Executives say AI agents need oversight before they can scale
Leaders from Dynatrace, Citi, Experian and Ford said companies are tying AI agent rollouts to visibility, audit trails and human controls.
By Daniel Okafor · Business Editor
3 min read
Large companies are pushing AI agents into real business work, but executives from Citi, Experian, Ford and Dynatrace said broad adoption depends on knowing what the systems are doing and retaining the ability to intervene. Their comments at Fortune’s Brainstorm Tech conference showed how companies in finance, credit reporting and autos are putting controls around tools that can carry out chains of tasks.
Laura Heisman, chief marketing officer of Dynatrace, said companies are asking whether AI outputs can be trusted, whether they are correct and whether a faulty system can be stopped. She said trust requires visibility into the technology’s actions.
AI agents can link multiple steps together, with each step often relying on the output of an AI model. Heisman and other panelists said that makes monitoring and governance central to enterprise use, especially in regulated or safety-sensitive businesses.
Citi builds a central route for AI agents
Nikhil Joshi, chief information officer for Citi’s markets division, said visibility and traceability are core requirements for the bank. Citi moves trillions of dollars daily across more than 100 countries, according to Fortune.
Joshi said Citi spent much of 2024 creating a centralized technology base for its applications and AI agents. He said that structure has made the company more comfortable putting agents into production.
Under Citi’s approach, Joshi said, agents are deployed through a single central framework. He said each agent must be registered, monitored, audited and governed through that process.
Joshi said a cautious approach to AI can support speed later by giving companies a consistent structure for release and oversight. He described being “AI conservative” as a positive position for companies trying to scale the technology.
Experian tracks ownership and permissions
Kathleen Peters, chief innovation officer at Experian, said the consumer credit reporting company has built a system to manage the agents it deploys. She said the company tracks where each agent came from, which employee created it and what data or task permissions it has.
Peters said that shared understanding across the company helps create the trust needed to expand agent use and work more quickly. Her comments aligned with the panel’s broader view that companies cannot scale AI agents without clear records of control and accountability.
Ford uses AI to test ideas faster
Sammy Omari, Ford Motor Co.’s executive director for advanced driver assist systems and in-vehicle infotainment, said the automaker is using AI to speed parts of vehicle development and test ideas earlier. He said new vehicles can take years to move from design to production, making faster experimentation valuable.

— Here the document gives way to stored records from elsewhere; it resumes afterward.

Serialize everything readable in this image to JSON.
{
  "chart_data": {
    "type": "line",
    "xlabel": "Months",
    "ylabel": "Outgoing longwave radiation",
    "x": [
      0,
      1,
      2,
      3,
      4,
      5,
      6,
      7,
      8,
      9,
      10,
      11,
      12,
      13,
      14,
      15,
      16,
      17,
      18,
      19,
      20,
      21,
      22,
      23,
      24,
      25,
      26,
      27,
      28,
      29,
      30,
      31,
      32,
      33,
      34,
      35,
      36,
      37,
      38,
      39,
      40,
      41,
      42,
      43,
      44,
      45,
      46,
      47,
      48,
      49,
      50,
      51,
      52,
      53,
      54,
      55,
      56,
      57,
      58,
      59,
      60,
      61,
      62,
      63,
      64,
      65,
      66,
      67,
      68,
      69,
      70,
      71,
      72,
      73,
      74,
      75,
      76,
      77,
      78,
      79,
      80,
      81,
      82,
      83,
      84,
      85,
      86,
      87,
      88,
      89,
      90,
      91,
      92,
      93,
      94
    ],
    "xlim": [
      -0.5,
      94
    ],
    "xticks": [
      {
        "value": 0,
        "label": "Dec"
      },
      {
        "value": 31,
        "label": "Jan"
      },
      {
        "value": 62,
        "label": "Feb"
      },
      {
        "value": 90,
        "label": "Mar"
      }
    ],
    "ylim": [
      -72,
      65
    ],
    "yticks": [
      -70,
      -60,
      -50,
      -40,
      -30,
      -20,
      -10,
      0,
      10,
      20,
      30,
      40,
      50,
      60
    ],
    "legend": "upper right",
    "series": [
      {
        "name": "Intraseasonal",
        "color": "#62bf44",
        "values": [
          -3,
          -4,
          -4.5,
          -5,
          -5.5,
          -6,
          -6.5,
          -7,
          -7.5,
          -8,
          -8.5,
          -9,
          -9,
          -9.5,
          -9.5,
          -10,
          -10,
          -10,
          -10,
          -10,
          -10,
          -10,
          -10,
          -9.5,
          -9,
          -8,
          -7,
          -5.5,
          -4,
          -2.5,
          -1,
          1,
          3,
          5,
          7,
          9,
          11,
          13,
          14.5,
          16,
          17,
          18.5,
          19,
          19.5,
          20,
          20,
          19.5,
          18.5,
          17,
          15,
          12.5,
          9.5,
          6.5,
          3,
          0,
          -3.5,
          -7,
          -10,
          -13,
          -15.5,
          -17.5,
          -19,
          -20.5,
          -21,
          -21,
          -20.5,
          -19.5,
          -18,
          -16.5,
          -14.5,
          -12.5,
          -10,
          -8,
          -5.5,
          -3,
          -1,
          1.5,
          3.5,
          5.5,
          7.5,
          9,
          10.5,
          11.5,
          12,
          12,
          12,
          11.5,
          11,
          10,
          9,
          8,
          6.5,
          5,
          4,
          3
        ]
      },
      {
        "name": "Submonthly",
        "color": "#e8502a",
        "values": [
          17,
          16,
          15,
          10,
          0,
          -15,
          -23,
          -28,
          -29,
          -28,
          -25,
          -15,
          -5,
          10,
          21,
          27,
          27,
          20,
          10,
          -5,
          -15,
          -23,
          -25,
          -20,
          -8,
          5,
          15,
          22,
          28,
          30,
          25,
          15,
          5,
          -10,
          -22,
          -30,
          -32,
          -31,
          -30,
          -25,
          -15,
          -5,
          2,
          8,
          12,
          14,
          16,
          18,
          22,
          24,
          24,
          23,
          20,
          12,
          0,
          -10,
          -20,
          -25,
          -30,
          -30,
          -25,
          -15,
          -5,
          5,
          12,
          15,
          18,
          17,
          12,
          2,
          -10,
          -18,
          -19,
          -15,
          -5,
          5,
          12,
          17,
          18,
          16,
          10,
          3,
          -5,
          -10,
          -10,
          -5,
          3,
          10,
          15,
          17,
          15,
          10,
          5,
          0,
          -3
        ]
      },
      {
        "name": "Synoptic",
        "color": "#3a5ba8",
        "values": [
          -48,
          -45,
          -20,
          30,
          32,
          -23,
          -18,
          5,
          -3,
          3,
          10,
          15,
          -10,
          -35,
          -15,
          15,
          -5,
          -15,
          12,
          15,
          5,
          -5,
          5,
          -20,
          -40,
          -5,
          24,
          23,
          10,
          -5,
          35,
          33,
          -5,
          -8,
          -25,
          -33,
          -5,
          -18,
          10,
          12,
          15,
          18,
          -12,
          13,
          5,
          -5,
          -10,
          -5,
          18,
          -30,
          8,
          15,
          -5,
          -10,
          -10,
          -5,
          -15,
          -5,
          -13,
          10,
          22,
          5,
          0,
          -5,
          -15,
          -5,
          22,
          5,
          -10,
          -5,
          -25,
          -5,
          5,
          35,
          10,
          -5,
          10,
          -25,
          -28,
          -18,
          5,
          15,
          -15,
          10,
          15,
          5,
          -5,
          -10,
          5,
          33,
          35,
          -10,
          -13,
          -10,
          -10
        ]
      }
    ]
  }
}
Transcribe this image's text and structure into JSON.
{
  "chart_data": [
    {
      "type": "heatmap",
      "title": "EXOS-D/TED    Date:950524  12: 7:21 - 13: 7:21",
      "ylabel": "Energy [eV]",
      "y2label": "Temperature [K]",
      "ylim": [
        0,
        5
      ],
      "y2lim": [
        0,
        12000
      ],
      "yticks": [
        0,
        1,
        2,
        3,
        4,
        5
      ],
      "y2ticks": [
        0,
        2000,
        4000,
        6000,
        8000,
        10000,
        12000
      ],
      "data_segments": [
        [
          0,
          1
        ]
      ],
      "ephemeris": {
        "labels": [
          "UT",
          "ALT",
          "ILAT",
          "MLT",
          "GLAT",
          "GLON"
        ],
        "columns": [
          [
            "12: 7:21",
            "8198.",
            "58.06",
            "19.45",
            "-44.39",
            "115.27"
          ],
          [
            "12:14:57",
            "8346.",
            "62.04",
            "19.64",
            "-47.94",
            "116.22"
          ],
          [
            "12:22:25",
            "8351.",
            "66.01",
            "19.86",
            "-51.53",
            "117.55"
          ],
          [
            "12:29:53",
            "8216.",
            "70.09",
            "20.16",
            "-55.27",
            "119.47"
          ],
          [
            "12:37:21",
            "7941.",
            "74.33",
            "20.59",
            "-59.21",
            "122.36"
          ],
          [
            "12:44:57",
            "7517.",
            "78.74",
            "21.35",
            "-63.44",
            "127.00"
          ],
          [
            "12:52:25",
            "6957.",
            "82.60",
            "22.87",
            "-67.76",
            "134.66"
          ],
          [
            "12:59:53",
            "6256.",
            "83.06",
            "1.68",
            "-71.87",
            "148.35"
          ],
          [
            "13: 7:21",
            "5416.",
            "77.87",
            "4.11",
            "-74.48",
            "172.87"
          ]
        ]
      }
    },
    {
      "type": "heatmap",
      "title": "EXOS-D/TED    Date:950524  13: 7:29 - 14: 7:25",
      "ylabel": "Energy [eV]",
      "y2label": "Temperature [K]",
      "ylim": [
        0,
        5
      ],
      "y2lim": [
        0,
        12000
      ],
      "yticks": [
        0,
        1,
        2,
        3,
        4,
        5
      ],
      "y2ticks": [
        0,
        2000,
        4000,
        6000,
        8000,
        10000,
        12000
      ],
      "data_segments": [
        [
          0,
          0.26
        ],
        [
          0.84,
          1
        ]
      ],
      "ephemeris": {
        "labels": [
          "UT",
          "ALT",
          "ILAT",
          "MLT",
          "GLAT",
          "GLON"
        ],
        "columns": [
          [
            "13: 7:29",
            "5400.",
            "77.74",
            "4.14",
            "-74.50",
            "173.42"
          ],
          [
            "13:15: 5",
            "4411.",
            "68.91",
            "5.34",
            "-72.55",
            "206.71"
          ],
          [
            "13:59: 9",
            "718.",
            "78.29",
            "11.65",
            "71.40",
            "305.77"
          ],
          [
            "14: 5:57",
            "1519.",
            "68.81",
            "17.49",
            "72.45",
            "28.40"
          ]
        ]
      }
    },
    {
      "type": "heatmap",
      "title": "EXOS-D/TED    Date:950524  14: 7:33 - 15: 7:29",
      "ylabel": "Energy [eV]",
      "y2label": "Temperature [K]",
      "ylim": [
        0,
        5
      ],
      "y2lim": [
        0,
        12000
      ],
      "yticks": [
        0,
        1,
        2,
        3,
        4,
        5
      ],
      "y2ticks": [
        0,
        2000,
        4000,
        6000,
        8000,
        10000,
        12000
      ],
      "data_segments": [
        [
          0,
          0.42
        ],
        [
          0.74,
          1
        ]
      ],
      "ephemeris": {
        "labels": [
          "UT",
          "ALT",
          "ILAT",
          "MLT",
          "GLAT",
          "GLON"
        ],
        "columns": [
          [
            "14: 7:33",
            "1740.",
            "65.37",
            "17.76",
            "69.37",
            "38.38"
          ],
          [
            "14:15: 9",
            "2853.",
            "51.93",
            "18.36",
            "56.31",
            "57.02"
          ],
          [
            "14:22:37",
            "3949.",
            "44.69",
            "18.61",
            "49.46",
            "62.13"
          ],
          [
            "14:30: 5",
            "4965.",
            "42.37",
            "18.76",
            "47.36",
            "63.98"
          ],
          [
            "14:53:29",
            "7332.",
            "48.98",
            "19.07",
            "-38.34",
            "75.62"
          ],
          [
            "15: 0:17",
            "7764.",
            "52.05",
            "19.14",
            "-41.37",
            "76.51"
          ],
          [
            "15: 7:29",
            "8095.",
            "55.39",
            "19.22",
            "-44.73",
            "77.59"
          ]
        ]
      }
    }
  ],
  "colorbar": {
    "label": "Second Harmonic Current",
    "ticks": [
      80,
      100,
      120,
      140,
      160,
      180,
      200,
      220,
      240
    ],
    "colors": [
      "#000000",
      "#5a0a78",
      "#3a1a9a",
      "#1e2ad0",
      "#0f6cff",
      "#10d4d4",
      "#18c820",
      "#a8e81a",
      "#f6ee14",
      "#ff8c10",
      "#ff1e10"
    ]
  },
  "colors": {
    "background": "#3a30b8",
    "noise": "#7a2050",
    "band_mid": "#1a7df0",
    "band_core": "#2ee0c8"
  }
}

Omari said Ford’s guardrails include limiting how AI-generated code is used. He gave the example of designers and other non-engineering employees using AI-powered “vibecoding” tools to create code for potential car features.
That code can help Ford see how a feature might appear in a test version of a vehicle, Omari said. If the concept fails, the company can drop it sooner; if it succeeds, engineers rewrite the code from scratch before it reaches a car sold to customers.
Omari said AI may accelerate speed to market, while Ford’s final quality-assurance process before customer release has not necessarily changed.
This story draws on original reporting from Fortune.